Paris Match
- Alexandre Coste, son of Albert II of Monaco, on the cover of Paris Match, 21 October 2003
- Editor-in-chief: Jérôme Béglé
- Categories: News magazine
- Frequency: Weekly
- Total circulation (2020): 568,115
- Founded: 1949
- First issue: 25 March 1949; 76 years ago
- Company: LVMH
- Country: France
- Based in: Paris
- Language: French
- Website: www.parismatch.com
- ISSN: 0397-1635

= Paris Match =

French weekly news magazine

Paris Match (/fr/) is a French-language weekly magazine that features a mix of news and pop culture. It covers major national and international news along with celebrity lifestyle features and photo reporting. Paris Match has been considered "one of the world's best outlets for photojournalism". Its content quality was compared to the American magazine Life. Paris Matchs original slogan was "Le poids des mots, le choc des photos" ("The weight of words, the shock of photos"), which was changed to "Life is a true story" in 2008. The magazine was sold by Lagardère to LVMH in 2024.

==History and profile==
A sports news magazine, Match l'intran (a play on L'Intransigeant), was launched on 9 November 1926 by Léon Bailby. It was acquired by the Louis-Dreyfus group in 1931 and then by the industrialist Jean Prouvost in 1938. Under Prouvost the magazine expanded its focus beyond sports, to a format reminiscent of Life: Le Match de la vie ("The Match of Life") and then Match, l'hebdomadaire de l'actualité mondiale ("Match, the weekly of world news"). Following the outbreak of World War II it became Match de la guerre ("Match of War") in October 1939. Selling for 2 francs a copy, it reached a circulation of 1.45 million by November. Publication was halted on 6 June 1940, during the Battle of France.

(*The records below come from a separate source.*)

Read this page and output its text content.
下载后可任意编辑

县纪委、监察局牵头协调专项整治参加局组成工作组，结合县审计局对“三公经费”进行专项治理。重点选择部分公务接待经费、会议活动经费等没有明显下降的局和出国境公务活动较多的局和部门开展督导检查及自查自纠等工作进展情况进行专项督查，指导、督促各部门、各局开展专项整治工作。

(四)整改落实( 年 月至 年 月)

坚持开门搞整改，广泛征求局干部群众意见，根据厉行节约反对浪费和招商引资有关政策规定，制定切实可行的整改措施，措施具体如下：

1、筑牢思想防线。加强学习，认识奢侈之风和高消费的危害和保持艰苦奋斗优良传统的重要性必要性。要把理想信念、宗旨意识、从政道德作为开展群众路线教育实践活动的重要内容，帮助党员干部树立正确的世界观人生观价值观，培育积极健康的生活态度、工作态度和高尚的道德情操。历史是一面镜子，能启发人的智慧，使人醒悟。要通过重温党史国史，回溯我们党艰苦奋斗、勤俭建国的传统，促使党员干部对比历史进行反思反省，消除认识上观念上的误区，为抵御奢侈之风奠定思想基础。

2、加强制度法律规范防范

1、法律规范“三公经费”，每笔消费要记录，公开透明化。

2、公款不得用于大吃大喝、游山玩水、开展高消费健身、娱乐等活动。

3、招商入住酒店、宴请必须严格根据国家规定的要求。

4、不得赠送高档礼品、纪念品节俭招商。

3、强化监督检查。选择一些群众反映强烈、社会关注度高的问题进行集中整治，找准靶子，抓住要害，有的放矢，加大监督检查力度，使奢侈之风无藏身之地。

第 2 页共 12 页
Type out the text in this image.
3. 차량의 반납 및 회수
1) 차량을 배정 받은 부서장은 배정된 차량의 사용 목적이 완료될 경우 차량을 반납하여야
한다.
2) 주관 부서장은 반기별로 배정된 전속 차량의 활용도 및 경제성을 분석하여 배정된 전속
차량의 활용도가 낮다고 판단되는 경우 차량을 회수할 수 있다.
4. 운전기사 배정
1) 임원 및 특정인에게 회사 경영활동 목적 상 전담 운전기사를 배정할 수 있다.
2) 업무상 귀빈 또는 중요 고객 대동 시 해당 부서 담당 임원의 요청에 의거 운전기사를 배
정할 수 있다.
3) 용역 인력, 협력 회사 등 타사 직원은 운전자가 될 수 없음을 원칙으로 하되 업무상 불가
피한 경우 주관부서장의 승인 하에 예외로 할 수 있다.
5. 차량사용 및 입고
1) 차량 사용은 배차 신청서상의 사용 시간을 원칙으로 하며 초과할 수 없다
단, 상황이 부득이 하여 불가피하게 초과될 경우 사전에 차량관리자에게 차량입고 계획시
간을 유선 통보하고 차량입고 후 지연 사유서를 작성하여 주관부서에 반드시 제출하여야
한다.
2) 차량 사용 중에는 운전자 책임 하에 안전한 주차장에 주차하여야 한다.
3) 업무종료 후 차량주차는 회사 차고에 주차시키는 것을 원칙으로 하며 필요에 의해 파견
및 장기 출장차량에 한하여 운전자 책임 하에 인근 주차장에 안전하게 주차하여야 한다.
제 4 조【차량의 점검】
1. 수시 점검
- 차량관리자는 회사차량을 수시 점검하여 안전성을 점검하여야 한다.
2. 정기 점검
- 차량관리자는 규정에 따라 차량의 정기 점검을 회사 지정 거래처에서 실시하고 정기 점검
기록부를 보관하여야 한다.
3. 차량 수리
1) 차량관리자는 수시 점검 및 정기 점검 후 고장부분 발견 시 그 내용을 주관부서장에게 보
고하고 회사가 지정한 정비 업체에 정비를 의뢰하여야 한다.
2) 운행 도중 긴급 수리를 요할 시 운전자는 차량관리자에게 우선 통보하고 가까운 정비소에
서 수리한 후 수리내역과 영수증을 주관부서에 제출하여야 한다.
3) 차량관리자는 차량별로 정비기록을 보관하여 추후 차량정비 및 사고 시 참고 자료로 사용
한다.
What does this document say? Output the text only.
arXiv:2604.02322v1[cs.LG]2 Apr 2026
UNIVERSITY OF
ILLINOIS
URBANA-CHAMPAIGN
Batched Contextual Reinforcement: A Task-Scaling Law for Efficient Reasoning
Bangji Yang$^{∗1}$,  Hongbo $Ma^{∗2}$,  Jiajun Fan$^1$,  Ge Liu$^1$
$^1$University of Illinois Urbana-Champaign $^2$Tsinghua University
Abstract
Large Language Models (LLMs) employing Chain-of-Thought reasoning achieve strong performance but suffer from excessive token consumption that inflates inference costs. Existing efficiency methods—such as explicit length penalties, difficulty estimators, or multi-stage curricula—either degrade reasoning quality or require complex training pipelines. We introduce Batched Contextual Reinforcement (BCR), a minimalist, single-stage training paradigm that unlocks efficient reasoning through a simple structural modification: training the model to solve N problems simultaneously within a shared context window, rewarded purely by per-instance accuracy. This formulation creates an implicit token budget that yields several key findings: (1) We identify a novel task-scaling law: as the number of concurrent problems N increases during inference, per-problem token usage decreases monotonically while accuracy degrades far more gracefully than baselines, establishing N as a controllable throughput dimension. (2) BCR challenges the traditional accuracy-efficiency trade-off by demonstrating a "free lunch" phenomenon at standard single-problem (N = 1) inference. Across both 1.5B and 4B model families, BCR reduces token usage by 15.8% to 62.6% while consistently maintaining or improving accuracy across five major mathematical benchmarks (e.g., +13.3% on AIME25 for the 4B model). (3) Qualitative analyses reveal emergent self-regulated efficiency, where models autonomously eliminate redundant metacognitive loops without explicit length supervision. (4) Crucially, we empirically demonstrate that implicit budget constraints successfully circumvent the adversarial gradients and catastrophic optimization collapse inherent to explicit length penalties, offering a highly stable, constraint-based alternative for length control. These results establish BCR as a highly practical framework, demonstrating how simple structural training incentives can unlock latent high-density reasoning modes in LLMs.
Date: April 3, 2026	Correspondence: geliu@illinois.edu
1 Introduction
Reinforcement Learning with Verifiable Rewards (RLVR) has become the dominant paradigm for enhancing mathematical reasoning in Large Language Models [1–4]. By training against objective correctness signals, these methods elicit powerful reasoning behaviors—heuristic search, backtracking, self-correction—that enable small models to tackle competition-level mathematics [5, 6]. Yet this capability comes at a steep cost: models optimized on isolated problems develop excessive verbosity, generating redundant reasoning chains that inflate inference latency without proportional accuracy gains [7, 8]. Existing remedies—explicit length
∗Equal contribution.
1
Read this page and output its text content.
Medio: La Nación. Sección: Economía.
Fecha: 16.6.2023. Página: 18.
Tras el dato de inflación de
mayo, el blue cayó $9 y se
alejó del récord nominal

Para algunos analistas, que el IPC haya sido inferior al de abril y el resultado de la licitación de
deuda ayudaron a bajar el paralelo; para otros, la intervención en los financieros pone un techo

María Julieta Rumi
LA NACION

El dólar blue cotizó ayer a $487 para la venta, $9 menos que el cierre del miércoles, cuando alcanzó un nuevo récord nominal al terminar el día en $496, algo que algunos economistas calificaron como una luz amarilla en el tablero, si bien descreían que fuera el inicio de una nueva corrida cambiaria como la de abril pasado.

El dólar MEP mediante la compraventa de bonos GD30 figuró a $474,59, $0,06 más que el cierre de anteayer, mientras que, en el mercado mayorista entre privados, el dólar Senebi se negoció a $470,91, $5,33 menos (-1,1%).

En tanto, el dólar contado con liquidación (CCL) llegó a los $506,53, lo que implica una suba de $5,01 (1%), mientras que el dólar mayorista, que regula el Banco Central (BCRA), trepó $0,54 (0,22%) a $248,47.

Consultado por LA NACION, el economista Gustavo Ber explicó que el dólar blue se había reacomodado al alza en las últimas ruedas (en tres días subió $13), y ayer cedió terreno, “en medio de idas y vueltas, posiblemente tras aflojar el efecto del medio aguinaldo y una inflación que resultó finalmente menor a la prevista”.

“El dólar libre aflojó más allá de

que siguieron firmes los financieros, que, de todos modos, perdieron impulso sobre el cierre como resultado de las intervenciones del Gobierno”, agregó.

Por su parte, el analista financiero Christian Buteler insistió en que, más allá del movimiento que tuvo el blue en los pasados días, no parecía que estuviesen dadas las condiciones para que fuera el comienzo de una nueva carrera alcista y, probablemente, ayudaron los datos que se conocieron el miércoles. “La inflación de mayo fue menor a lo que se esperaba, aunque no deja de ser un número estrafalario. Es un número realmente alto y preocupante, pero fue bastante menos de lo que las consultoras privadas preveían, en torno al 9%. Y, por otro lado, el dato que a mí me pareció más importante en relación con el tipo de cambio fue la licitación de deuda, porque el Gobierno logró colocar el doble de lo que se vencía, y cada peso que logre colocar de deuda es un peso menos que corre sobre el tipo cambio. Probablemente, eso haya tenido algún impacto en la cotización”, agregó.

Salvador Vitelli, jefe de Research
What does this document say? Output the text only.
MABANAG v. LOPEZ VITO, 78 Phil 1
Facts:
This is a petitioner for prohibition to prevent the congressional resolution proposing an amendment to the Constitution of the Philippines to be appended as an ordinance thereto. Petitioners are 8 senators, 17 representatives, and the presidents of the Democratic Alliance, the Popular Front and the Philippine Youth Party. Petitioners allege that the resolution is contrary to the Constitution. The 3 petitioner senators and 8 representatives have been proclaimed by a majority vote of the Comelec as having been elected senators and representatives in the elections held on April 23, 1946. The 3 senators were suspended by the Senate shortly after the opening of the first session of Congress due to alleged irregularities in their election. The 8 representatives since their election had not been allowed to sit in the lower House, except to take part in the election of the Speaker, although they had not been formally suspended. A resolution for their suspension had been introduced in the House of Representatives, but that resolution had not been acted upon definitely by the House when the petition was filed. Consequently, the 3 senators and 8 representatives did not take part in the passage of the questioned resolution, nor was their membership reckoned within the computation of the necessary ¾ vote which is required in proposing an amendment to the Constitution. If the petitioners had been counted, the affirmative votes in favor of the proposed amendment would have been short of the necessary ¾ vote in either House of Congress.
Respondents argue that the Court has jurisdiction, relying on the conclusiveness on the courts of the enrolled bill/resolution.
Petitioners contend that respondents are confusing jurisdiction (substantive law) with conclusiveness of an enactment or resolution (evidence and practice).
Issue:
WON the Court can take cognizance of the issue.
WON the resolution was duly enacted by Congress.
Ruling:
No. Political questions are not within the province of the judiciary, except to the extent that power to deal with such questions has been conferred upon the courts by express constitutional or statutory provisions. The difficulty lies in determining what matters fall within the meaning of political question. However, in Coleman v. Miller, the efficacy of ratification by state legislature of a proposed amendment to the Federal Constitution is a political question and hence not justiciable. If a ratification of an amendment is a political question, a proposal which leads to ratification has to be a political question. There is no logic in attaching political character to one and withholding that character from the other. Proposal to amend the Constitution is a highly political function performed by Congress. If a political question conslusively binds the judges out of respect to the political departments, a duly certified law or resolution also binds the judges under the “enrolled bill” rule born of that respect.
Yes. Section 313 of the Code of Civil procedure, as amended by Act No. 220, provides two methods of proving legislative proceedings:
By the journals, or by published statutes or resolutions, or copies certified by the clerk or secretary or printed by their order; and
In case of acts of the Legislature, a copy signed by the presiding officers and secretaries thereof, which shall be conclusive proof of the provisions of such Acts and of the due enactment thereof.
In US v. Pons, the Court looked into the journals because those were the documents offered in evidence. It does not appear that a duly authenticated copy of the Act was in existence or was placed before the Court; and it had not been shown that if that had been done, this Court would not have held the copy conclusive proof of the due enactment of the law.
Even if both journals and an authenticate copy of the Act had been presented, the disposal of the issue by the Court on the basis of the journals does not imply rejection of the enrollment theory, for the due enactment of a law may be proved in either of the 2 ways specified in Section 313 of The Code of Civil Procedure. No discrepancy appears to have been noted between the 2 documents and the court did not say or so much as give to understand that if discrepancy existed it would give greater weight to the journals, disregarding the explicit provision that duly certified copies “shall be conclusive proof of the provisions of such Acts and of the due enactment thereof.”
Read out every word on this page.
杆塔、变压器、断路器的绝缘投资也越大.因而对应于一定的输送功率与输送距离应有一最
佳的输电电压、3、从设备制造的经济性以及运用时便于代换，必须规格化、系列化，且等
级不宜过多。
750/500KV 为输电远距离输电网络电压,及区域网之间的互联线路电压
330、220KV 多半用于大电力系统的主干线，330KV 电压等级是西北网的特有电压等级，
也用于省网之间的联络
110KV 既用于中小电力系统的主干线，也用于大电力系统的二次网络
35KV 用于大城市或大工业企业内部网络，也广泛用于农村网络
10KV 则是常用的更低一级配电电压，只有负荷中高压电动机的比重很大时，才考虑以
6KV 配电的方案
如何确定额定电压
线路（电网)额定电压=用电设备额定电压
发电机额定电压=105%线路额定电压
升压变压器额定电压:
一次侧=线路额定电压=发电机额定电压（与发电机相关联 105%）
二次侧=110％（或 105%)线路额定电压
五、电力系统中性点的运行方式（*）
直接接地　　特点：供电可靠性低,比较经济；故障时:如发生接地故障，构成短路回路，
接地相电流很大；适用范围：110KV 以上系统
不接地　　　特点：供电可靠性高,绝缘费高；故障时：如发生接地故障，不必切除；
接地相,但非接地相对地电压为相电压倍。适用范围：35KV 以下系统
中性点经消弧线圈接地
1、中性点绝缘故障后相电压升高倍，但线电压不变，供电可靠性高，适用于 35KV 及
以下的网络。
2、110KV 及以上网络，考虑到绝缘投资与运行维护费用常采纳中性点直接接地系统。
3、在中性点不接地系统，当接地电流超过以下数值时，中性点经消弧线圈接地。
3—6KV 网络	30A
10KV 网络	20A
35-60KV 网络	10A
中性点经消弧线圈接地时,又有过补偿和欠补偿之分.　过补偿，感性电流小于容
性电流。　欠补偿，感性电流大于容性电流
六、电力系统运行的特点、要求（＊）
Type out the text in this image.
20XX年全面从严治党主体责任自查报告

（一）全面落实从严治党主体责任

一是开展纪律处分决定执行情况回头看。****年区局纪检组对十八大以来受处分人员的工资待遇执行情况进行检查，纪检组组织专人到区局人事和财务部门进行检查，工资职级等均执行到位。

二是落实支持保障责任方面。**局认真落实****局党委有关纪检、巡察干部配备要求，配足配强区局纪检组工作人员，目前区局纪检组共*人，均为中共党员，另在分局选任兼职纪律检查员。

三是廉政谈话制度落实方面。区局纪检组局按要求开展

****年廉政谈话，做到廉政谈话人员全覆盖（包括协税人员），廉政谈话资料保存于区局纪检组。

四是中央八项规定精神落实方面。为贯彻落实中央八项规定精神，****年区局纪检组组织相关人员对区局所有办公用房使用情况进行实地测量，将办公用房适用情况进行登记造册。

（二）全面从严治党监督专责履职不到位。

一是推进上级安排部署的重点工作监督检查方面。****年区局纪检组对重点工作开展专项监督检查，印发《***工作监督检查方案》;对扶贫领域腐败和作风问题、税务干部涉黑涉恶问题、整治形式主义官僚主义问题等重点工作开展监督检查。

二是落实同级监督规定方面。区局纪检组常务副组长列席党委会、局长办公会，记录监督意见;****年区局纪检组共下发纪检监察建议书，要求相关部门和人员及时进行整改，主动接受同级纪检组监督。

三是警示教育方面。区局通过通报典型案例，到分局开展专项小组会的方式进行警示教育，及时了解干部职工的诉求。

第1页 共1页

The magazine was relaunched in 1949 with a new name, Paris Match. The magazine temporarily ceased publication between 18 May and 15 June 1968 upon the call for a strike by the Syndicat du Livre, the French printers' union.

In 1976, Daniel Filipacchi purchased the ailing Paris Match. It continues to be one of France's most successful and influential magazines. It is published weekly and was until October 2024 part of Hachette Filipacchi Médias, which is itself owned by the Lagardère Group.

On occasion, Paris Match has sold more than one million copies worldwide when covering major events, such as the first flight by a French astronaut, Patrick Baudry, aboard the U.S. Space Shuttle Discovery in June 1985. Benoît Clair, a senior writer for Paris Match, was the first journalist allowed to join the shuttle crew members from training until the departure for the launch pad at Cape Canaveral. A series of reports on the training was published in Paris Match on 22 April 1985, 17 June 1985 and 20 January 1986.

As of 1996 the magazine has adopted an independent political stance.

In February 2024, it was publicly disclosed that the luxury brand LVMH is in talks to purchase Paris Match from the media conglomerate Lagardère SA. LVMH purchased the magazine in October of 2024 for €120 million.

==Circulation==
Paris Match had a circulation of 1,800,000 copies in 1958. The 1988 circulation of the magazine was 873,000, making it the best-selling news weekly in the country. In 2001 the weekly was the tenth-largest-circulation news magazine worldwide, with a 630,000 sale.

Paris Match had a circulation of 655,000 during the 2007–2008 period. In 2009 the magazine was the best-selling photonews magazine in France, with a circulation of 611,000 copies. Its circulation was 578,282 in 2014 and 568,115 in 2020.